Nicholas came in with a firm tread, which concealed a secret hesitation. He had never been inside the castle before, never hitherto walked up the steep track from Dunster to the gatehouse with the castle walls and their towers and battlements looming ahead of him, and although he was not a man with a poor opinion of himself, he felt intimidated. At the gatehouse the porter had greeted him politely, but with an air of surprise. Villagers, even well-to-do ones like Nicholas Weaver, didn’t often call at the castle and certainly not to insist that they must immediately see men who held such dignified positions as castle chaplain.

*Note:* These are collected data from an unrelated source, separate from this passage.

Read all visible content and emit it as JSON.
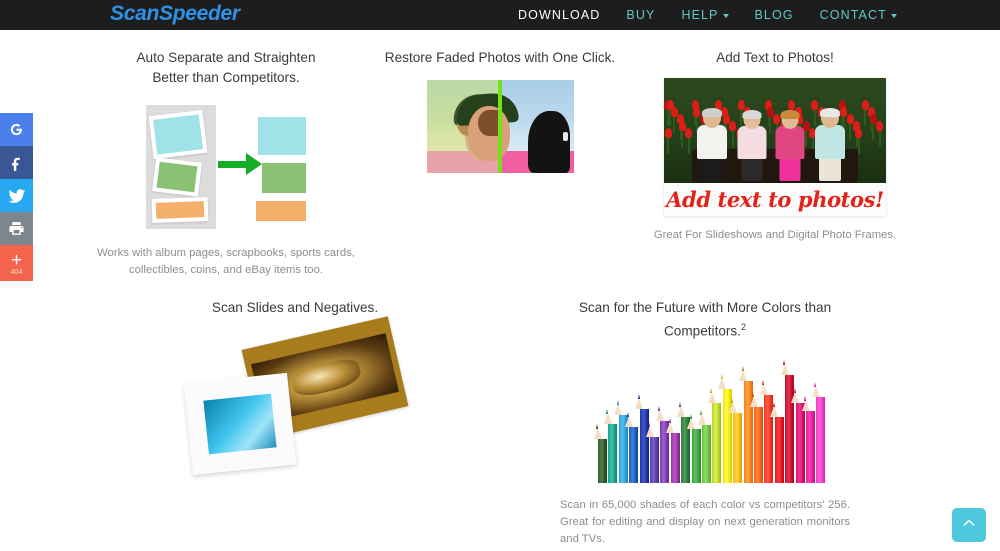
{
  "header": {
    "logo": "ScanSpeeder",
    "nav": [
      {
        "label": "DOWNLOAD",
        "active": true,
        "caret": false
      },
      {
        "label": "BUY",
        "active": false,
        "caret": false
      },
      {
        "label": "HELP",
        "active": false,
        "caret": true
      },
      {
        "label": "BLOG",
        "active": false,
        "caret": false
      },
      {
        "label": "CONTACT",
        "active": false,
        "caret": true
      }
    ],
    "colors": {
      "bar": "#1d1d1d",
      "logo": "#2e93e8",
      "link": "#5fcbc7",
      "active": "#ffffff"
    }
  },
  "social_sidebar": {
    "items": [
      {
        "icon": "google-icon",
        "name": "Google",
        "color": "#4a7fec",
        "count": ""
      },
      {
        "icon": "facebook-icon",
        "name": "Facebook",
        "color": "#3a5795",
        "count": ""
      },
      {
        "icon": "twitter-icon",
        "name": "Twitter",
        "color": "#26a9f0",
        "count": ""
      },
      {
        "icon": "print-icon",
        "name": "Print",
        "color": "#7d868c",
        "count": ""
      },
      {
        "icon": "plus-icon",
        "name": "More",
        "color": "#f4644d",
        "count": "404"
      }
    ],
    "more_count": "404",
    "plus_glyph": "+"
  },
  "features": {
    "auto_separate": {
      "title_line1": "Auto Separate and Straighten",
      "title_line2": "Better than Competitors.",
      "caption_line1": "Works with album pages, scrapbooks, sports cards,",
      "caption_line2": "collectibles, coins, and eBay items too.",
      "photo_colors": [
        "#9fe2e8",
        "#88c272",
        "#f4b06a"
      ],
      "arrow_color": "#15ac26",
      "scanpage_color": "#dcdcdc"
    },
    "restore_faded": {
      "title": "Restore Faded Photos with One Click.",
      "split_color": "#72e31b",
      "faded_side": "left",
      "restored_side": "right"
    },
    "add_text": {
      "title": "Add Text to Photos!",
      "overlay_text": "Add text to photos!",
      "overlay_color": "#e2231a",
      "caption": "Great For Slideshows and Digital Photo Frames."
    },
    "slides": {
      "title": "Scan Slides and Negatives.",
      "film_color": "#a87b1c",
      "slide_color": "#3fc4ee"
    },
    "colors": {
      "title_line1": "Scan for the Future with More Colors than",
      "title_line2": "Competitors.",
      "title_superscript": "2",
      "caption": "Scan in 65,000 shades of each color vs competitors' 256. Great for editing and display on next generation monitors and TVs.",
      "pencil_colors": [
        "#2f5f2a",
        "#1e9e8f",
        "#2f9fd4",
        "#1e5fb8",
        "#2237a8",
        "#5b3fa8",
        "#7d3fb0",
        "#9b35a8",
        "#2f7d3a",
        "#3fa33f",
        "#6fc23f",
        "#bcd22f",
        "#f2e31b",
        "#f7b81b",
        "#f58220",
        "#f2651b",
        "#ed3b24",
        "#e01b24",
        "#c41230",
        "#d4176b",
        "#e3239b",
        "#ef3fc0"
      ],
      "pencil_heights": [
        60,
        75,
        84,
        72,
        90,
        62,
        78,
        66,
        82,
        70,
        74,
        96,
        110,
        86,
        118,
        92,
        104,
        82,
        124,
        96,
        88,
        102
      ]
    }
  },
  "scroll_top": {
    "name": "scroll-to-top",
    "glyph": "chevron-up",
    "color": "#4ec8dc"
  }
}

Despite his secret misgivings, Nicholas had been resolute and he had been admitted, but now that he was actually inside, he was awed by the scurrying of the numerous servants and by the great, beamed hall, with its huge hearth and the dais where the family dined. Thick rushes underfoot silenced his footfalls, the rosemary sprigs strewn among them gave off their scent wherever one stepped and the walls were hung with tapestries: a huge, dramatic one of Goliath being downed by a gallant little David, and a pretty one with a background of flowers and a lady in the foreground with a unicorn beside her.
The fact that he had been led into the presence not only of Father Meadowes but of the Luttrells as well added further embarrassment. However, he bowed politely, murmured a conventional greeting and looked at the chaplain.